PARIS –
The builder of the Proton-M
launch vehicle has begun tests of a newly designed gas duct to replace the model that failed March 15 and will announce a return to flight date and an updated manifest by the end of June, according to the president of the company that sells
Proton launch services worldwide.

 

Frank McKenna, president of McLean, Va.-based International Launch Services (ILS), said in a May 29 interview that customers and insurance underwriters are scheduled to be briefed in mid-June on the post-failure redesign by ILS and Proton’s manufacturer, Khrunichev State Research and Production Space Center of Moscow.

 

In an unrelated announcement May 29, ILS said Khrunichev had purchased an additional
51 percent of the shares
in ILS from Space Transport Inc. of the British Virgin Islands, a privately held company that had acquired its ILS shares
in October 2006 from Lockheed Martin Corp. of Bethesda, Md.

 

Industry officials had said Mario Lemme, a longtime ILS board member and owner of Space Transport Inc., had been seeking to exit the business for several months and had approached several potential bidders to gauge their interest.

 

McKenna said the U.S. and Russian regulatory approvals for the sale have been received, and that ILS will continue to be registered as a U.S. company and the exclusive Proton commercial sales agent.

 

McKenna declined to disclose the terms of the sale, but said that since Lemme purchased Lockheed Martin’s shares in late 2006, ILS has met or exceeded its business objectives. The company said it has a launch backlog of 22 orders “totaling nearly $2 billion,” which would mean around $90 million per future launch.

 

“The business has been successful for the last couple of years and that created an opportune time for the next logical step to occur,” McKenna said of the Khrunichev purchase.

 

Commercial-launch prices worldwide have risen in the past two years on the continued rebound in the market for commercial telecommunications satellites and the de facto cap on supply owing to the fact that the U.S. Delta and Atlas rockets have focused on the U.S. government market, leaving Proton, the Russian-Ukrainian-built Sea Launch rockets and the European Ariane 5 rocket as the only regular bidders for commercial launches of large geostationary-orbiting satellites. China’s launch vehicles compete only rarely on the commercial market because of a U.S government ban on having satellites with U.S. parts launched from China. With its newly acquired shares, Khrunichev will increase its ILS ownership to 83 percent. The remaining 17 percent is owned by RSC Energia of Korolev, Russia, which builds the Proton upper stage used often for Russian government missions but no longer used for ILS commercial launches.

It was the Khrunichev-built Breeze-M upper stage that failed March 15 when a gas duct ruptured after exposure to high temperatures.
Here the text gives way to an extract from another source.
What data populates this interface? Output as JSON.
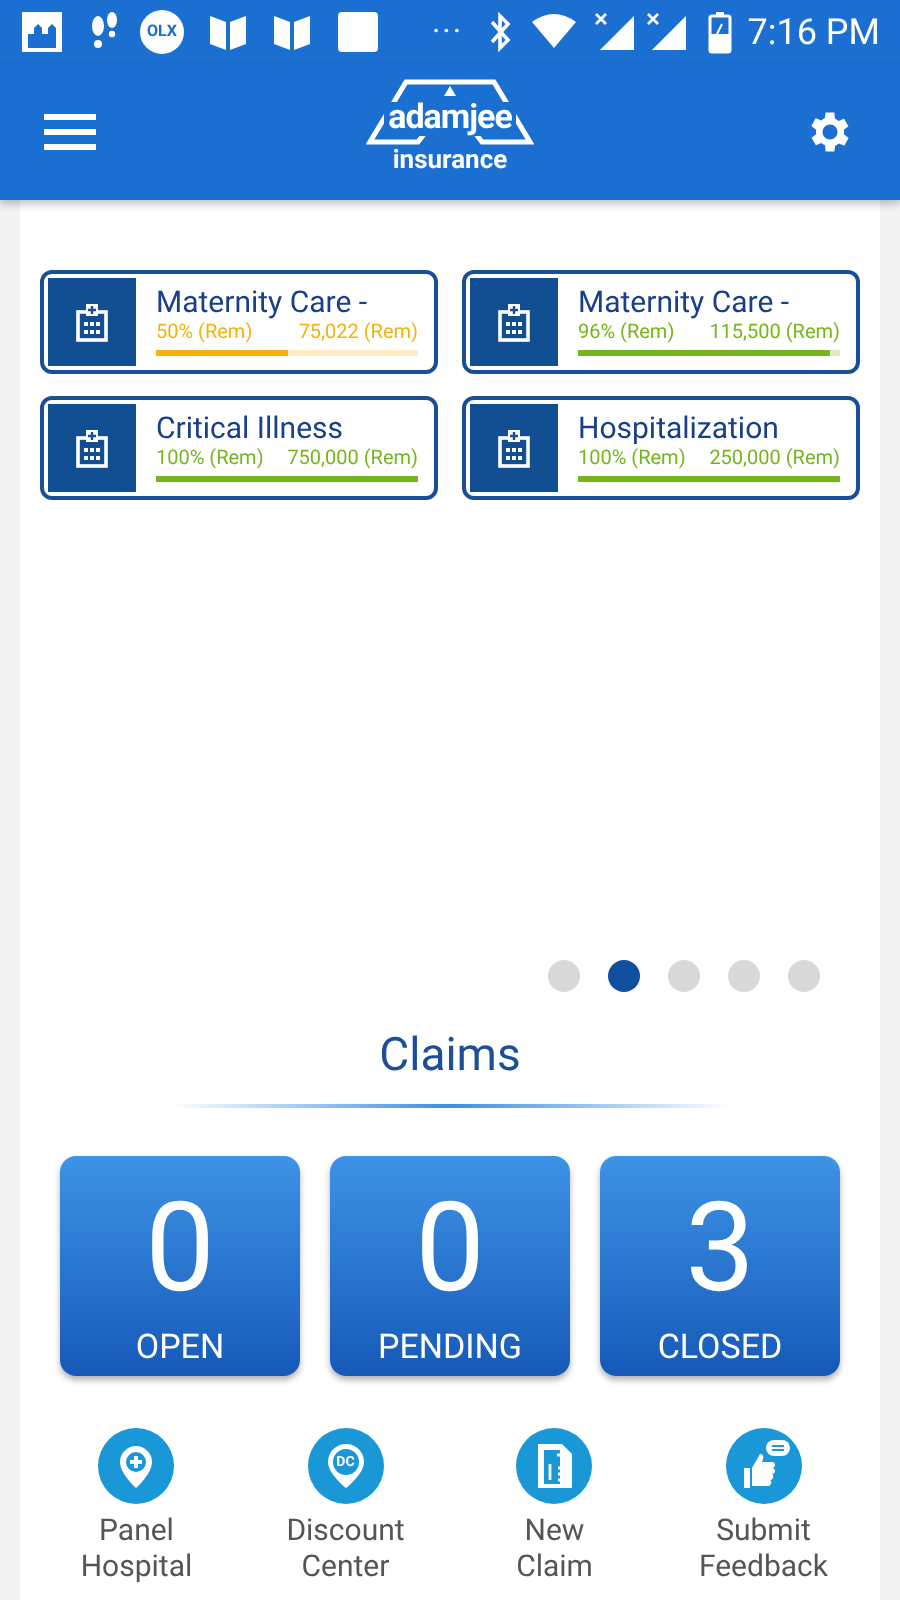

The rupture occurred 32 minutes into what was supposed to have been a burn lasting 34 minutes and 26 seconds.

 

The AMC-14 telecommunications satellite owned by SES of Luxembourg was left in a useless orbit. The satellite has been declared a total loss.

 

McKenna said testing of a new design of the gas duct will continue at Khrunichev to determine its exact resistance to erosion under prolonged exposure to high temperatures. To continue lifting heavy telecommunications satellites – ILS’ contracts over the past year are for satellites weighing 5,500 kilograms on average – the Proton Breeze-M upper stage must be allowed to burn for long periods.
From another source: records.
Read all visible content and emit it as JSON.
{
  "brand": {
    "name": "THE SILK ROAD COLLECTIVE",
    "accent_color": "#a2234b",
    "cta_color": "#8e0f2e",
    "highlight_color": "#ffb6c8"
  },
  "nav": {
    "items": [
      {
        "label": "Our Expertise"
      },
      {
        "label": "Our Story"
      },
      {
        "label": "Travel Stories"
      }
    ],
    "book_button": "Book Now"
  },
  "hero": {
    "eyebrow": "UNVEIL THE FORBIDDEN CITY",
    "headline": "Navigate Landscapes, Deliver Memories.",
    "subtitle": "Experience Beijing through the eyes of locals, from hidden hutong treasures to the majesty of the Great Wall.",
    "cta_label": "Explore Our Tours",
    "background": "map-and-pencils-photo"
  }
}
McKenna said introducing a new gas duct design into the Proton upper stage will not require that all the surrounding hardware be re-qualified as a consequence. “The people who have seen this agree that it’s a straightforward piece of piping. It’s not the type of [component whose redesign] has multiple” ramifications for the rest of the stage.

 

McKenna said the next launch of the Breeze-M stage would be an ILS commercial mission, currently scheduled to be the Inmarsat 4 F3 mobile communications satellite owned by Inmarsat of London.